324.甘え
宴会がそろそろ終わろうとしていた頃。
ふらふらとナナが俺達の前に現れた。
……夜なので着ぐるみ姿じゃないな。復活したか。
とりあえず木製トレーに色々とトマト料理を乗せているから、食欲はあるようだな。
「やぁ……。顔を出しに来たよ」
「お疲れ様だ。今回は色々とありがとう、助かったよ。体調はどうだ……?」
「ぐっすり寝てトマト料理を食べたから、大丈夫。ほら、顔色も良くなったでしょう?」
ナナが自分の頬を指差す。
元々ヴァンパイアは青白い顔なので、顔色だけで体調が良いか悪いかは判断しづらい。
それに村に帰ってきた時は着ぐるみ姿だったよな?
顔色がわかるはずもない。
わからん。
体調が戻ったのか、どうか……!
魔力の波長は大丈夫そうだが。
「魔力の調子は戻っているようですね……!」
「うん。あと地下通路のコトだけど……冒険者達から聞いたよ」
「ああ、少し調査を進めたんだ」
「ウゴウゴ、地下広場をたくさん見つけた!」
ナナが頷いた。にやりと楽しみだ――という顔で。
「手が空いたら、僕も同行するよ。色々と興味深いからね」
◇
宴会が終わり、家へと帰ってきた。
「ふー……落ち着きます」
今、ディアとマルコシアスとウッドは一緒にお風呂に入っている。
帰ってから一度シャワーは浴びたが……うん、ウッドが気を利かせて二人きりにしてくれたのだ。
なので……リビングには俺とステラの二人だけである。
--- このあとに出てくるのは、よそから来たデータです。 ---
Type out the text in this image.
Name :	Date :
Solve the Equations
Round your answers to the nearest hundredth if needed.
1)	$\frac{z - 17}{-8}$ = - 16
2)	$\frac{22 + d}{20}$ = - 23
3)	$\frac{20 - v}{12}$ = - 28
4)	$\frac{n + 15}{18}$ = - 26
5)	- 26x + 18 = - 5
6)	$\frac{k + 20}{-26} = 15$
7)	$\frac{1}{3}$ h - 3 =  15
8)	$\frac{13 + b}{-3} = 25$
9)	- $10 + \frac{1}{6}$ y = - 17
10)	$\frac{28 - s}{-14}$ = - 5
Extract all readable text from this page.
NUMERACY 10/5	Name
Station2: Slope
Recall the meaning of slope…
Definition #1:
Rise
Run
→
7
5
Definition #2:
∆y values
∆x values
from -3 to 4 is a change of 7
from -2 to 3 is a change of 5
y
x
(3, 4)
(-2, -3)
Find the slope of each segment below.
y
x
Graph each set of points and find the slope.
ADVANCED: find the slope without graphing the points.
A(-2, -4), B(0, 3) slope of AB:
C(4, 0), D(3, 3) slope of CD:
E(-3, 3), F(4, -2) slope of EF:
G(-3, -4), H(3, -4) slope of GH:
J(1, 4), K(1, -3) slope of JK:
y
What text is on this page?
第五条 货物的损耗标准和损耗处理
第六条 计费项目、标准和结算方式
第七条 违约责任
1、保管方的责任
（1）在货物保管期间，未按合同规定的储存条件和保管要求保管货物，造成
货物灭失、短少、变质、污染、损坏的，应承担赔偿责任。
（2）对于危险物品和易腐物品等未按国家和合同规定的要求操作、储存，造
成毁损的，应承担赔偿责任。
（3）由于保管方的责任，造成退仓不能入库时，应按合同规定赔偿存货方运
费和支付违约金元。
俺はソファーに腰掛け、ステラを膝枕していた。
「んふふー……」
「……俺の手、何かあったか……?」
寝そべっているステラは、さっきから俺の右手をふにふにと弄くり回していた。
なんとなく、ディアがマルコシアスを撫でくり回すのに似ている気がする。
「いえ、エルト様の手だなぁ……と」
「そうか……」
答えながら俺はステラの髪を撫でる。
しっとり、つやつや。
はっ……!
俺はとんでもない事に気が付いた。
いまさらだが、マルコシアスを撫でた感触に似てる……気がする。
なでなで。
……うん。しっとりだ。
「ありがとうな、ステラ。ディアも連れて行ってくれて」
「いいえ、ディアにとっても良い機会だったと思います。こういう機会は活用していきたいですから」
気持ち良さそうに目を閉じるステラ。
「アイスクリスタルとか、虎とかは……まぁ、うん。それも良かった」
「……怒られるかと思ってました」
気持ちはわからなくもない。
魔物と無理に戦う必要はないのだから。
俺が禁じるのは簡単だ。
戦うな、と言えばステラはそうするだろう。
けれどそうすれば、恐らくステラと俺の心の距離は離れていく。
魔物や暴走する魔法具に困っている人を見過ごすのは、ステラの根幹に関わるはずだ。
それがステラという人であり、俺が飲み込まなければならないことである。彼女はやはり、今も正しく英雄なのだから。
「無事なら、それで良い。無茶だけしないでくれれば」
「はい、それは約束いたします……!」
「俺もウッドと村の人間で地下通路に挑んだしな……」
実は俺も怒られるかと思った。
ある程度の予想はあるとはいえ、戦力で言えばステラとナナがいたほうが良いに決まってる。
「第三層ならウッドでも安全かと思いますが……」
「まぁ、そうだとしてもだ。だからお互い様でもある」
そうして話しているうちに、ウッド達が戻ってきた。
「ぴよよー……」
「むにゃむにゃ……だぞ」
ディアとマルコシアスは半分というかほとんど寝てるな。
「ウゴ、先に寝てるね」
「ありがとう、おやすみなさい」
「おやすみなさいです……!」
リビングの明かりを消して、ウッド達は綿に潜り込む。こうなると三人はすぐに寝入るだろうな。
「さて、俺達も寝るか……」
ステラが俺の服の袖をきゅっと握る。
「――ですか?」
「えっ?」
ステラがゆっくりと目を開く。
その瞳は少し潤んでいた。
「今日はこのままじゃ、駄目ですか?」
俺はステラの髪を撫でる。胸に愛おしい気持ちが溢れるのを感じながら、静かに答えた。
「……わかった」
それにステラは満足したようだ。
微笑みながら、再びを目を閉じる。
「えへへ……」
うん、たまにはこういうのもいいだろう。
俺もそのままソファーに寄りかかりながら、すぐに眠りに落ちるのだった。